Kedua, dari sisi sistem ekonomi, yang bertumpu pada pertumbuhan bukan pemerataan, pada investasi asing bukan pemberdayaan dalam negeri. Akibatnya, sektor industri justru digantikan oleh ekonomi digital dan otomatisasi yang menyusutkan kebutuhan tenaga kerja. Negara pun lebih sibuk membanggakan pertumbuhan PDB (Produk Domestik Bruto) daripada menjamin tiap warganya memiliki penghasilan layak.


Lebih menyedihkan lagi, para sarjana ini tidak menganggur karena malas, melainkan karena sistem tidak menyediakan tempat bagi mereka. Bahkan ketika ingin mandiri dan membuka usaha, mereka terbentur pada birokrasi, minimnya akses modal, hingga pasar yang dikuasai korporasi besar.

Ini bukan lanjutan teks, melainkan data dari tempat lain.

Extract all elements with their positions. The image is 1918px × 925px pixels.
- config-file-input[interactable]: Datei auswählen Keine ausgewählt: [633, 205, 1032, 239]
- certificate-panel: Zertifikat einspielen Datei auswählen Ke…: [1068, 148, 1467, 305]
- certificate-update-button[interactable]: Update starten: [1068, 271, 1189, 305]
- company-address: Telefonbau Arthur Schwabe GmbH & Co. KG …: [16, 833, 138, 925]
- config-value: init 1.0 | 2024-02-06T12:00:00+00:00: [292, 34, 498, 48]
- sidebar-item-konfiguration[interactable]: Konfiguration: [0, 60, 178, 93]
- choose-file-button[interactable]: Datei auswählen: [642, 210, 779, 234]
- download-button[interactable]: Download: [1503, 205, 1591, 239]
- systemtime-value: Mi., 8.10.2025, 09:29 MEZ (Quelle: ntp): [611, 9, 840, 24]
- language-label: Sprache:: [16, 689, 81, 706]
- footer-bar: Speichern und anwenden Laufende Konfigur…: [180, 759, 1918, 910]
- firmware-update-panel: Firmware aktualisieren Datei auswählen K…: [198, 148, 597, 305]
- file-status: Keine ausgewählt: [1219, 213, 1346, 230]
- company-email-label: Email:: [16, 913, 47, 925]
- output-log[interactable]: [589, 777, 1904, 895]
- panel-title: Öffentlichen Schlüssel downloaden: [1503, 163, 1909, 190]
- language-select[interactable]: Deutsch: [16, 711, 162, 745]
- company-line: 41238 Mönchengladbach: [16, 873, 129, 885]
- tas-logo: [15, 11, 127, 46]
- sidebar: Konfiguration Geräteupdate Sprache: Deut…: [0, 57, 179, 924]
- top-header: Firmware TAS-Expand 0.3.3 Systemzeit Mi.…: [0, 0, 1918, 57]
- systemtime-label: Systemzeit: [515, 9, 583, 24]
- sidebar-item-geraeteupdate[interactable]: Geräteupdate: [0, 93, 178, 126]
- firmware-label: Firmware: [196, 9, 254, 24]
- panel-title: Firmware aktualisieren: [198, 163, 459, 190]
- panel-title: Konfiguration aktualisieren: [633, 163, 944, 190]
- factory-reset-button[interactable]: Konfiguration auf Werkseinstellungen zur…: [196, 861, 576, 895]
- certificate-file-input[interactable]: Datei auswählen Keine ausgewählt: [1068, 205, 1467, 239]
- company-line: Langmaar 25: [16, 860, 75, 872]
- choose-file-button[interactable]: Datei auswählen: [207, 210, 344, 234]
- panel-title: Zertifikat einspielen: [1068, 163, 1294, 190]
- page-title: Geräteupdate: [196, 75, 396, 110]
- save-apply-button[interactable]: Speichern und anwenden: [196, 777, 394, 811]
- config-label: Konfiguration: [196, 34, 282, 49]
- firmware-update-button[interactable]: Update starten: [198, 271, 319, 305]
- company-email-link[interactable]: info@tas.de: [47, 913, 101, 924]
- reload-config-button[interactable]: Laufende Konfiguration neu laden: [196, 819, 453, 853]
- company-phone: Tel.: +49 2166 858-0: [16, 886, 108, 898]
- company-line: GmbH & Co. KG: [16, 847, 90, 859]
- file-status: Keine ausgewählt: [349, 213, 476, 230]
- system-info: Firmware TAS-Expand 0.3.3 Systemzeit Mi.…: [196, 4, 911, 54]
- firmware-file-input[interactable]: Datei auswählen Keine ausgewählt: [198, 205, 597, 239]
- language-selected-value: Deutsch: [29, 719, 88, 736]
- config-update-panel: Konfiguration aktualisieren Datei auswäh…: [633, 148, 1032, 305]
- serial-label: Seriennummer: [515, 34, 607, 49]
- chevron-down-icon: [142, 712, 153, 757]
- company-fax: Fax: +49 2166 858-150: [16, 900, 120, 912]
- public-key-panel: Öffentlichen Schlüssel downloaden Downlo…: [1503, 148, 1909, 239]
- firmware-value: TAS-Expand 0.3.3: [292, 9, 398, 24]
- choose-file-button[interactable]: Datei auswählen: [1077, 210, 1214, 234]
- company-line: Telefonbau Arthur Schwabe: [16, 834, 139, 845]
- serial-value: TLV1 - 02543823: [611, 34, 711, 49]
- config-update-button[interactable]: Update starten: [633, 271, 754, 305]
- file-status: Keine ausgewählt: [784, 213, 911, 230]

Sesungguhnya pengangguran bukanlah semata-mata kegagalan individu mencari pekerjaan, melainkan buah pahit dari sistem ekonomi yang diterapkan sebuah negara. Dalam hal ini, kapitalisme telah terbukti menjadi biang kerok yang melanggengkan kesenjangan antara pencari kerja dan ketersediaan lapangan kerja.


Kapitalisme memposisikan negara hanya sebagai regulator bukan pelayan, apalagi penanggung jawab kesejahteraan rakyat. Negara hanya mengatur agar roda ekonomi berputar mulus untuk kepentingan pemilik modal, yakni korporasi besar, sementara rakyat dibiarkan bersaing bebas dalam sistem yang tidak berpihak pada mereka.


Di bawah kapitalisme, penyediaan lapangan kerja bukan tanggung jawab negara, melainkan diserahkan sepenuhnya kepada sektor swasta melalui mekanisme pasar. Negara justru membuka pintu investasi selebar-lebarnya, bahkan mengobral pengelolaan sumber daya alam (SDA) kepada korporasi asing dan domestik. Akibatnya, kekayaan negeri dikuasai segelintir elite, sementara jutaan rakyat terjebak dalam lingkaran pengangguran dan kemiskinan struktural.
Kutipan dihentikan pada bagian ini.